The G-man welcomed the girl in his office one evening after dinner and before she was due at work. He told her that the newspaper photographs—even the colored ones—didn’t do her justice. He asked her what was on her mind and she made the suggestion that had so startled Duff. “Did it ever occur to you that if nobody h
as stolen any of our bombs, somebody could be bringing parts into the country?”
She could see instantly that the idea had not occurred to the G-man. And he, realizing she could discern his surprise, made no effort to camouflage it. “No. Not to me, anyhow. Mcintosh may have thought of it.”
“Mcintosh?”
“Head of this office.” He looked at her thoughtfully for a moment. “Interesting—highly unpleasant idea.”

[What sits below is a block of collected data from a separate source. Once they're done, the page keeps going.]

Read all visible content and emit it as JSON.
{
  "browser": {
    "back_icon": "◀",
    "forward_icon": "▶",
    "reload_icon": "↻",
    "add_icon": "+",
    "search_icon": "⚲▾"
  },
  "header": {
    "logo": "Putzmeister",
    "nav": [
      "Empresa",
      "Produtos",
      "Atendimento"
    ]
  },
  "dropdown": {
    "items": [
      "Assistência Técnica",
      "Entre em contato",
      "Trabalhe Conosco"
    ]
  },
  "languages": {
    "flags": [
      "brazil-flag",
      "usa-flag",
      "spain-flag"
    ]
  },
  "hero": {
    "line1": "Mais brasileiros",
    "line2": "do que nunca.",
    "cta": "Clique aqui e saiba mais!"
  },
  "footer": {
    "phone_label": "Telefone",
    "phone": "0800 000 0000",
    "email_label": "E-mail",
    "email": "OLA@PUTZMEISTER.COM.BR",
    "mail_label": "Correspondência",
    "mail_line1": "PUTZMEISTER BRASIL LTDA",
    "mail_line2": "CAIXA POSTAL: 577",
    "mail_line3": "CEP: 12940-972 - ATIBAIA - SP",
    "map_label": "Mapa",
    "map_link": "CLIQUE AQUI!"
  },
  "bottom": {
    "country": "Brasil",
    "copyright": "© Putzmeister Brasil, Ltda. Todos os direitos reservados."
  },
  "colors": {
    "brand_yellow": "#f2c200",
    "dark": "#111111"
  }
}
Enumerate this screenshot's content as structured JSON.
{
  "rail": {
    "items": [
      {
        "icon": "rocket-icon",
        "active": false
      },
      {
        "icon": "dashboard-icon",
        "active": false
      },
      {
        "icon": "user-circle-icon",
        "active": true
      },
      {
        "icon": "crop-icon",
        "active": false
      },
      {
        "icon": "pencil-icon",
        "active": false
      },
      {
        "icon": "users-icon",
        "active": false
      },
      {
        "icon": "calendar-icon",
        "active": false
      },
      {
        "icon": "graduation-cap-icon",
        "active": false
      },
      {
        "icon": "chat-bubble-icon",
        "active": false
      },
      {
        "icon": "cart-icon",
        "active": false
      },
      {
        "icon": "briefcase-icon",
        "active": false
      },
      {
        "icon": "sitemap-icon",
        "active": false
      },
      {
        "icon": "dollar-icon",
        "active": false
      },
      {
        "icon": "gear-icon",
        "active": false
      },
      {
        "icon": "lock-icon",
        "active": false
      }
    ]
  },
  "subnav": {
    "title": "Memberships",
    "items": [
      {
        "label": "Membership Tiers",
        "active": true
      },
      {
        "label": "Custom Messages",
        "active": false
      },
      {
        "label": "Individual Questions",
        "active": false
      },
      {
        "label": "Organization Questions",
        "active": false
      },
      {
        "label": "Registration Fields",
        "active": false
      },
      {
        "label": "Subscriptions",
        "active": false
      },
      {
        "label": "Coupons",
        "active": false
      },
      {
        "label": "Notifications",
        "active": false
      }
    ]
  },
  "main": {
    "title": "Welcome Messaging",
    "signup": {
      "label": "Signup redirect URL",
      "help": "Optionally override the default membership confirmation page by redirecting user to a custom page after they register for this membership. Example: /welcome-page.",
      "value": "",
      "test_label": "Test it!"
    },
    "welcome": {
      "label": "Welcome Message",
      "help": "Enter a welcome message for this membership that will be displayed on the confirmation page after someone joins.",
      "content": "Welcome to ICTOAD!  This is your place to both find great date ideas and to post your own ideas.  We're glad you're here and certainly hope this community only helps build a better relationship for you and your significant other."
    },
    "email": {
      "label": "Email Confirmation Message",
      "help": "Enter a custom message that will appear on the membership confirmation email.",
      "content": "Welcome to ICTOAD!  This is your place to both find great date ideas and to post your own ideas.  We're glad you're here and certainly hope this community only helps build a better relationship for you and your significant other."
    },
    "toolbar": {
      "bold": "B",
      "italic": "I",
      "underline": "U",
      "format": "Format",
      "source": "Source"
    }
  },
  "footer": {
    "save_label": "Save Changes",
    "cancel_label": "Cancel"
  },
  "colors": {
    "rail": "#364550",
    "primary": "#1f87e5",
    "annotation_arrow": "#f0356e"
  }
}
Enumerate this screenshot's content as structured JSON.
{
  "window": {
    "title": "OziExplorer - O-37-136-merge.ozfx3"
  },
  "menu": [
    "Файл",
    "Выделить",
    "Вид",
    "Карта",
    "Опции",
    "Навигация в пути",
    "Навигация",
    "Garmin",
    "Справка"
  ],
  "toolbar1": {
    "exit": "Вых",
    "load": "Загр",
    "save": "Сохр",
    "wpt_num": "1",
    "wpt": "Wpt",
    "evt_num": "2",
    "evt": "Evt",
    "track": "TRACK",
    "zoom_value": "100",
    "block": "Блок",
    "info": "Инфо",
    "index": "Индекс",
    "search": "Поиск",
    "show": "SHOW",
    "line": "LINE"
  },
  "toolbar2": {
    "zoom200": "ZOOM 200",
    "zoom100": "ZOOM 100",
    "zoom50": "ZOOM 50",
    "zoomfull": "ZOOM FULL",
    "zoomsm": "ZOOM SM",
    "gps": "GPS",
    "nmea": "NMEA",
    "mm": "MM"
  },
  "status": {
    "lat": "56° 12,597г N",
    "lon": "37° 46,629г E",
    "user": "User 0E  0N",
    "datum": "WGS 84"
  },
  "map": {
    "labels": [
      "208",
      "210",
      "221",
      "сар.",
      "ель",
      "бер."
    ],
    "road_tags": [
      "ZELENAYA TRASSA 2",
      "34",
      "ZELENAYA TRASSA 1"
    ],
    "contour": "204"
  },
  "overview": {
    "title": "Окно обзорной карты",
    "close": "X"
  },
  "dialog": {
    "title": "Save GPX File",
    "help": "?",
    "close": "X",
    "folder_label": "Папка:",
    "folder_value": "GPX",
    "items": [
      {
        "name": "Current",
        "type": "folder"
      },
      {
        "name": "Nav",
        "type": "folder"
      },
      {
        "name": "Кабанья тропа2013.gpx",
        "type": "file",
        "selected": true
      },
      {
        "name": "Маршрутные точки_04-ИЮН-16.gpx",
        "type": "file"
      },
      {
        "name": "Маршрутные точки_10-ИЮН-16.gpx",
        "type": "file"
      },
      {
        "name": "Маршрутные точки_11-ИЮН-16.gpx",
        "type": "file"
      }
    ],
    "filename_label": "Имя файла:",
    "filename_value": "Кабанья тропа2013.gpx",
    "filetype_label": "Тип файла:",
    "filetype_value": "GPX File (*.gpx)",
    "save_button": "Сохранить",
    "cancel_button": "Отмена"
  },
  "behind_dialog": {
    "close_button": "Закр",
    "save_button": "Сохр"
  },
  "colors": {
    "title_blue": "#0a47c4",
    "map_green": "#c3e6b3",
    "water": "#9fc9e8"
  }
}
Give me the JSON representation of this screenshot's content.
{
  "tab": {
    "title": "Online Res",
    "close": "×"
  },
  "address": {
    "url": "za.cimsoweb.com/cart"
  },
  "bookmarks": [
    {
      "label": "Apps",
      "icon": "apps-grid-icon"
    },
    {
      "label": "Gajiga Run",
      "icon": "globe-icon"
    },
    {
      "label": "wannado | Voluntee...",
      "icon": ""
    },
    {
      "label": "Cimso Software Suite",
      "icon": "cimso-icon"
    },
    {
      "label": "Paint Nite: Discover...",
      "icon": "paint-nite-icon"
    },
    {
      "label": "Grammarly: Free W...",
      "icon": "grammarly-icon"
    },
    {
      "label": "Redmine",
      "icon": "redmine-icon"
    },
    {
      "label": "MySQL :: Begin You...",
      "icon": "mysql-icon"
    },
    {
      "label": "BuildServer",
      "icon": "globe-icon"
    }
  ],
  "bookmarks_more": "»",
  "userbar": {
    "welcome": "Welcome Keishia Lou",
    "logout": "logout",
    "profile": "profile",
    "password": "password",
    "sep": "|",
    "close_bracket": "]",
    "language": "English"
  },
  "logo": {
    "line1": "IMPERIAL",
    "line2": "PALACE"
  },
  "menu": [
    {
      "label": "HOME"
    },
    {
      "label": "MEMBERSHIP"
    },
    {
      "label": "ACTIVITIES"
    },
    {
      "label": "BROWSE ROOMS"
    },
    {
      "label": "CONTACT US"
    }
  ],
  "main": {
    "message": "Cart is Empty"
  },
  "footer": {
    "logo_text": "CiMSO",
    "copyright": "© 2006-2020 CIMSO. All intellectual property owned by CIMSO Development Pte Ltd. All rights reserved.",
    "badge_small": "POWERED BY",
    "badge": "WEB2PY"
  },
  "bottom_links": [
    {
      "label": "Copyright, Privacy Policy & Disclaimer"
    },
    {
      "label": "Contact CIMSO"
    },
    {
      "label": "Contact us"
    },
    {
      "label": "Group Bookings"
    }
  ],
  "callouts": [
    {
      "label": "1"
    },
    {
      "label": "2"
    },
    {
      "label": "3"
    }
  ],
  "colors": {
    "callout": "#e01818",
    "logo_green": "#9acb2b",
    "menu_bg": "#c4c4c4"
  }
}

“There’s this.” She told him about the night Harry Ellings had gone for a stroll, about Duff’s secret pursuit and about the furtive meeting with the man seven feet tall.
He doodled while she talked. “That’s odd,” he said. “But, again, we’ve got everybody who might be involved in any such a thing pretty well tagged. And there’s no superman in the bunch. I know that. It’s my business to know.”
“Harry Ellings isn’t tagged.”
“No.”
“Isn’t it possible, somehow, that there could be a whole group you aren’t onto?”
His eyes flickered. “Hardly. I won’t say it couldn’t be. We’ve had one or two nasty surprises along that line. Like some of the scientists the high-ups cleared, who turned out later to be plain spies.”
“That’s what I mean.”
He pondered again. “Look here, Miss Yates. I’ll talk to Mac. We did a pretty good work-up on your boarder. There are a thousand reasons why a man could meet a pal in an empty lot at night. Some legal, some not, but none necessarily what you’re thinking about. I doubt, for instance, if the kind of organization you imagine would ever use a guy so big he’d be identified half a mile away. Ever think of that?”
Eleanor shook her head. “No.”
“Your other boarder, Bogan, probably never did either.”
“I guess not.”
“Well, I’ll talk to Mac. We may see Bogan again. We may want to talk to you again. There’s a lot we might do. Of course, if anything else should come up—anything of the sort that young Bogan’s waiting for—inform us at once. And don’t let anybody else know you’ve noticed any such happening. You or Bogan.”